CEO of fintech broker Loan.co.uk, Paul McGerrigan, commented: “The fact there has been a relatively modest monthly increase in the non-seasonally-adjusted figures from January to February, and therefore a 4% dip in the seasonally adjusted figures, is surprising against a backdrop of sharply rising interest rates and amid a cost of living crisis.

“However, analysis of the latest house price index figures from both the Land Registry, and Halifax, show that prices are holding their own – indicating there is still firm demand, despite the economic backdrop and tightening pressure of interest rates.

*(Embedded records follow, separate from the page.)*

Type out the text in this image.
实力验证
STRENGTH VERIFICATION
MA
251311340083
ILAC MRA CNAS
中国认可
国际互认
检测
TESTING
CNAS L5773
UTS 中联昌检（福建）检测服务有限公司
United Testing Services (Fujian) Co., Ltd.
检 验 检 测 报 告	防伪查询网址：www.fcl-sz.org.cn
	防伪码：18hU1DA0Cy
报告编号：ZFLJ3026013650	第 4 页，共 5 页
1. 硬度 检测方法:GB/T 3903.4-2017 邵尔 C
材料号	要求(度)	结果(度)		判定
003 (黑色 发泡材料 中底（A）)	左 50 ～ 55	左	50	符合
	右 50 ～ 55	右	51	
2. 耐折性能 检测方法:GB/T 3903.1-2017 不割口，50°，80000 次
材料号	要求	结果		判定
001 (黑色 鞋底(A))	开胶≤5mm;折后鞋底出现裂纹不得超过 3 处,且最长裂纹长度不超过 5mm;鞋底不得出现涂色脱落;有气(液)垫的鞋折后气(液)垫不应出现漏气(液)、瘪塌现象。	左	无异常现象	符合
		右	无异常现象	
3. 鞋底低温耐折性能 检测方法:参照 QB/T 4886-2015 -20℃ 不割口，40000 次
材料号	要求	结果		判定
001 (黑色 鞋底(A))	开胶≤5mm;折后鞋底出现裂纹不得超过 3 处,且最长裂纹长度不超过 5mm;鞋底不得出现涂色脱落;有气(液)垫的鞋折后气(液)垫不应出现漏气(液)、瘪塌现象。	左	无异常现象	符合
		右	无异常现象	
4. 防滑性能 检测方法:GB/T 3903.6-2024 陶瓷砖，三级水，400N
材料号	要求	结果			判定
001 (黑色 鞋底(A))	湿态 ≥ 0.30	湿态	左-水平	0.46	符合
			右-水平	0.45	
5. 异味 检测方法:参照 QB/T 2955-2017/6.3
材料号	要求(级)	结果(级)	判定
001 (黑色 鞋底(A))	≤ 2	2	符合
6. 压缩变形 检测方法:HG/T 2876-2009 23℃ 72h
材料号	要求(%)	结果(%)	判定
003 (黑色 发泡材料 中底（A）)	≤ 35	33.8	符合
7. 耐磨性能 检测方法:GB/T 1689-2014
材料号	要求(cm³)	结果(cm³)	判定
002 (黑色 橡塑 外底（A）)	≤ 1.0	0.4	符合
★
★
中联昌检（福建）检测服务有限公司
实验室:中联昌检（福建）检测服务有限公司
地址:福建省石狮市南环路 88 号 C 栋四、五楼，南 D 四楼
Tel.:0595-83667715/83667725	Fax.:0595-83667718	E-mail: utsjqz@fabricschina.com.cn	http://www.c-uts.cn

“The mild drop-off may indicate either first-time-buyers are being squeezed out of the market, or savvy buyers are adopting a ‘watch-and-wait’ approach to see whether the market dips – or a combination of the two.”

Chairman of Air Club, Stuart Wilson, added that the latest figures are a “positive indication” that the market is finding its strength again, and suggested there is room for “further optimism” heading towards spring.

“The trends we’re starting to see in the later life market, as well as the wider mortgage market, are a far cry from this time six months ago,” Wilson said.

“Though things are moving in the right direction, some barriers do remain. Affordability is still a key issue for prospective homeowners and first-time buyers are increasingly needing support from their families to get that first foot up.

“Our industry must be ready to provide the necessary advice and guidance to help this happen, in the ways best suited to each individual circumstance.”